Outstanding – December 31, 2024   326,568 
Granted   336,694 
Exercised   (214,587)
Exchanged   (264,271)
Outstanding – March 31, 2025   184,404 

 

Warrant Exchange Agreement

 

On January 7, 2025, the Company entered into a securities exchange agreement (the “Exchange Agreement”) with a certain institutional investor pursuant to which the Company agreed to issue an aggregate of (i) 41,498 shares of common stock (the “3(a)(9) Shares”), (ii) a warrant to purchase up to 158,562 shares of common stock (the “January 2025 Warrant”), and (iii) a pre-funded warrant to purchase up to 178,132 shares of common stock (the “January 2025 Pre-Funded Warrant”), in exchange for the Series A-1 Warrant held by the Holder to purchase up to 264,271 shares of common stock at an exercise price of $16.17 per share (the “Exchange”).
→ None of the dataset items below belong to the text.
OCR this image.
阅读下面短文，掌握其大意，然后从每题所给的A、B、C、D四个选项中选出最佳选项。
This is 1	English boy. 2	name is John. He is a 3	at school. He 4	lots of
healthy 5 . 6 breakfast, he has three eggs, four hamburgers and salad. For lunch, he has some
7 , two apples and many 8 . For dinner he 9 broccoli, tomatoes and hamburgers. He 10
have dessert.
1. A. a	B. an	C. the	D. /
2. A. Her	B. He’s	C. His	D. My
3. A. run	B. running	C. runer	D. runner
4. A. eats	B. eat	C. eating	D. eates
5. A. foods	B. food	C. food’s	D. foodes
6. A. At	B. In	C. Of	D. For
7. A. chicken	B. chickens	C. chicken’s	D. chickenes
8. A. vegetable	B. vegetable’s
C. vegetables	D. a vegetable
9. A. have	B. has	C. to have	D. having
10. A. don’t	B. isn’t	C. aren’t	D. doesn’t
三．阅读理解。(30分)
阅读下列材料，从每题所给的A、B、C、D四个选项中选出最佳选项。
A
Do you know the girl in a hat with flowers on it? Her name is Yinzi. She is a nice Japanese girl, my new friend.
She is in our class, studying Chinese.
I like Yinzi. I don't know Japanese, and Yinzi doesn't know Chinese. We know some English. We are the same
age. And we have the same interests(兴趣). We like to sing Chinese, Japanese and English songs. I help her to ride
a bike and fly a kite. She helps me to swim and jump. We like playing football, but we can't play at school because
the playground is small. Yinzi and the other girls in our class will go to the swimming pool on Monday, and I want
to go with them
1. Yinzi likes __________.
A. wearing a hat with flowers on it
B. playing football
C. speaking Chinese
The Company cancelled the Series A-1 Warrant reacquired in the Exchange and the Series A-1 Warrant will not be reissued. The January 2025 Warrant has substantially the same terms as the Series A-1 Warrant, except that the shares of common stock issuable upon exercise of the January 2025 Warrant were subject to stockholder approval pursuant to the applicable rules and regulations of the Nasdaq (which such stockholder approval was obtained on February 24, 2025, at a special meeting of stockholders), is exercisable for a term of five and one half years from the date such stockholder approval is received and deemed effective under Delaware law, and has an exercise price of $6.8296 per share.

 

Subsequent to the Exchange, the holder of the January 2025 Pre-Funded Warrant (i) exercised the January 2025 Pre-Funded Warrant in full on a cashless basis for an aggregate of 228,354 shares of common stock and (ii) exercised the January 2025 Warrant in full on a cashless basis for an aggregate of 91,507 shares of common stock.

 

The issuance in the Exchange of the 3(a)(9) Shares, the January 2025 Warrant, the January 2025 Pre-Funded Warrant and the shares of common stock issuable upon the exercise thereof pursuant to the Exchange Agreement was made in reliance on an exemption from registration under Section 3(a)(9) of the Securities Act.